Here is the deal, as summarized by politicalwire.com from at least two news sources:
— Immediate budget cuts of about $1 trillion in exchange for raising the debt ceiling
enough for the government to function for another five or six months.
— Targeted additional cuts of roughly $1.8 trillion to be arrived at by a bipartisan
special committee which must make recommendations by Thanksgiving.
— Authorization to cut, presumably proportionately, across the board, including
Medicare, in January should the Congress fail to endorse these recommendations.
— Agreement to allow both Houses of Congress to vote on a Balanced Budget Amendment
(such amendments are so rare that the last one ratified and added to the
Constitution as the 27th Amendment was in 1992. It set limits on Congressional pay
raises and dated back to an idea of one of the Founding Fathers.)

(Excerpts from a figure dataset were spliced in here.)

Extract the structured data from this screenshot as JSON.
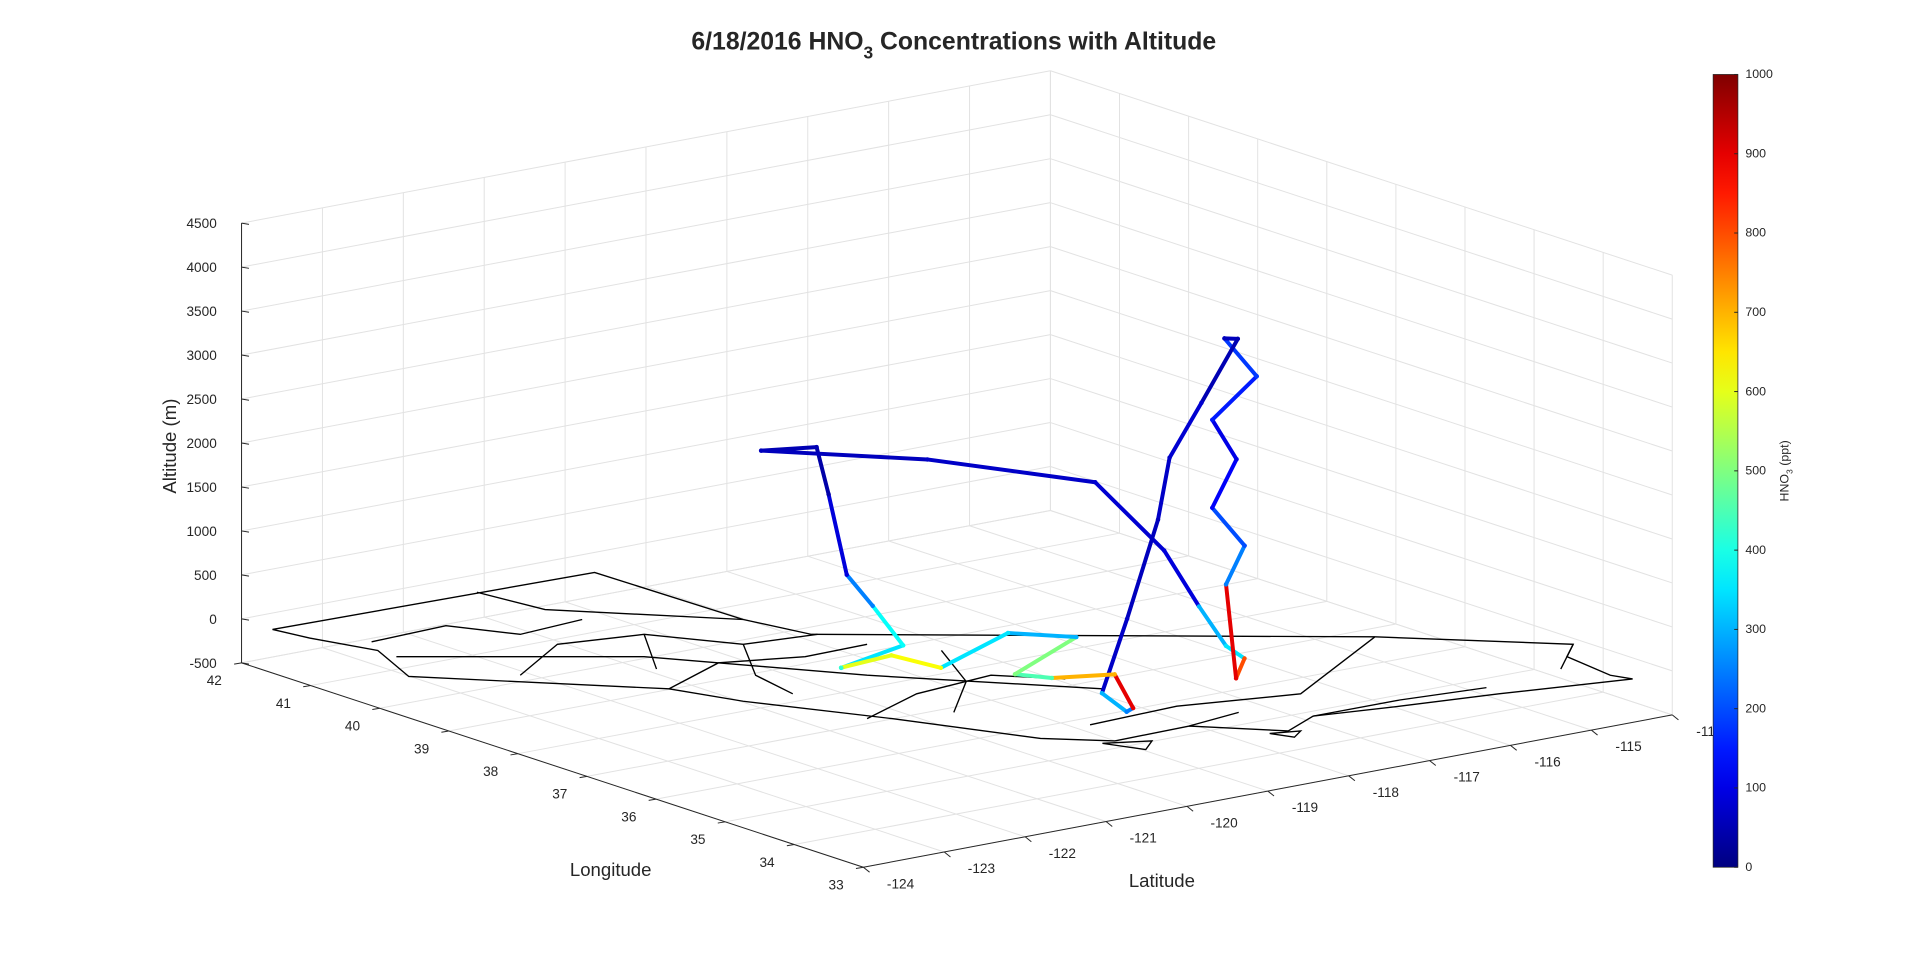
{
  "chart_data": {
    "type": "line3d",
    "title": [
      "6/18/2016 HNO",
      "3",
      " Concentrations with Altitude"
    ],
    "xlabel": "Latitude",
    "ylabel": "Longitude",
    "zlabel": "Altitude (m)",
    "colorbar_label": [
      "HNO",
      "3",
      " (ppt)"
    ],
    "xlim": [
      -124,
      -114
    ],
    "xticks": [
      -124,
      -123,
      -122,
      -121,
      -120,
      -119,
      -118,
      -117,
      -116,
      -115,
      -114
    ],
    "ylim": [
      33,
      42
    ],
    "yticks": [
      33,
      34,
      35,
      36,
      37,
      38,
      39,
      40,
      41,
      42
    ],
    "zlim": [
      -500,
      4500
    ],
    "zticks": [
      -500,
      0,
      500,
      1000,
      1500,
      2000,
      2500,
      3000,
      3500,
      4000,
      4500
    ],
    "clim": [
      0,
      1000
    ],
    "cticks": [
      0,
      100,
      200,
      300,
      400,
      500,
      600,
      700,
      800,
      900,
      1000
    ],
    "colormap": "jet",
    "grid": true,
    "x": [
      -120.67,
      -119.75,
      -119.99,
      -120.08,
      -119.98,
      -120.0,
      -120.31,
      -119.11,
      -118.23,
      -118.06,
      -117.86,
      -117.33,
      -117.17,
      -117.71,
      -117.33,
      -117.1,
      -117.5,
      -117.2,
      -117.5,
      -116.95,
      -117.35,
      -117.15,
      -117.6,
      -117.9,
      -118.0,
      -118.51,
      -119.12,
      -119.37,
      -119.23,
      -118.57,
      -119.15,
      -119.35,
      -118.19,
      -118.42,
      -119.78,
      -119.87,
      -120.56
    ],
    "y": [
      37.22,
      37.4,
      37.56,
      37.83,
      38.21,
      38.36,
      38.8,
      37.8,
      36.4,
      35.6,
      35.33,
      35.56,
      35.48,
      34.97,
      35.56,
      35.56,
      35.56,
      35.56,
      35.56,
      35.56,
      35.56,
      35.6,
      35.6,
      35.71,
      35.76,
      35.61,
      35.26,
      34.61,
      34.68,
      35.72,
      35.95,
      36.25,
      36.72,
      37.44,
      36.82,
      37.43,
      37.35
    ],
    "z": [
      100,
      150,
      600,
      900,
      1700,
      2200,
      2100,
      2050,
      2000,
      1400,
      800,
      200,
      50,
      50,
      900,
      1300,
      1800,
      2300,
      2800,
      3200,
      3700,
      3650,
      3000,
      2400,
      1700,
      700,
      50,
      50,
      50,
      50,
      50,
      50,
      150,
      50,
      50,
      50,
      50
    ],
    "hno3": [
      350,
      380,
      250,
      90,
      40,
      50,
      60,
      70,
      80,
      90,
      300,
      350,
      800,
      900,
      250,
      200,
      120,
      100,
      150,
      180,
      60,
      50,
      80,
      70,
      60,
      70,
      300,
      250,
      900,
      700,
      450,
      500,
      300,
      350,
      620,
      600,
      420
    ]
  }
}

So what’s so bad about this arrangement? From my perspective a whole lot.
1. It raises no additional revenue — something polls show a majority of Americans support.
(For now at least, millionaires will keep their Bush tax cuts, their inheritance
protection, their corporate jet loopholes and so forth. Programs will be cut, no
question. But no one will be asked to sacrifice to keep the social safety net from
getting seriously frayed.)
2. It assures another donnybrook a few months ahead and more months of paralyzed
3. It endorses the decision to simply make large across-the-board cuts a few months down
the road because no one can agree on the right thing to do.
4. It essentially allows our elected officials the right to NOT govern, to do little more
than run for re-election.
Is it better for the government to default on its debts? To me, it’s starting to look like an awfully close call.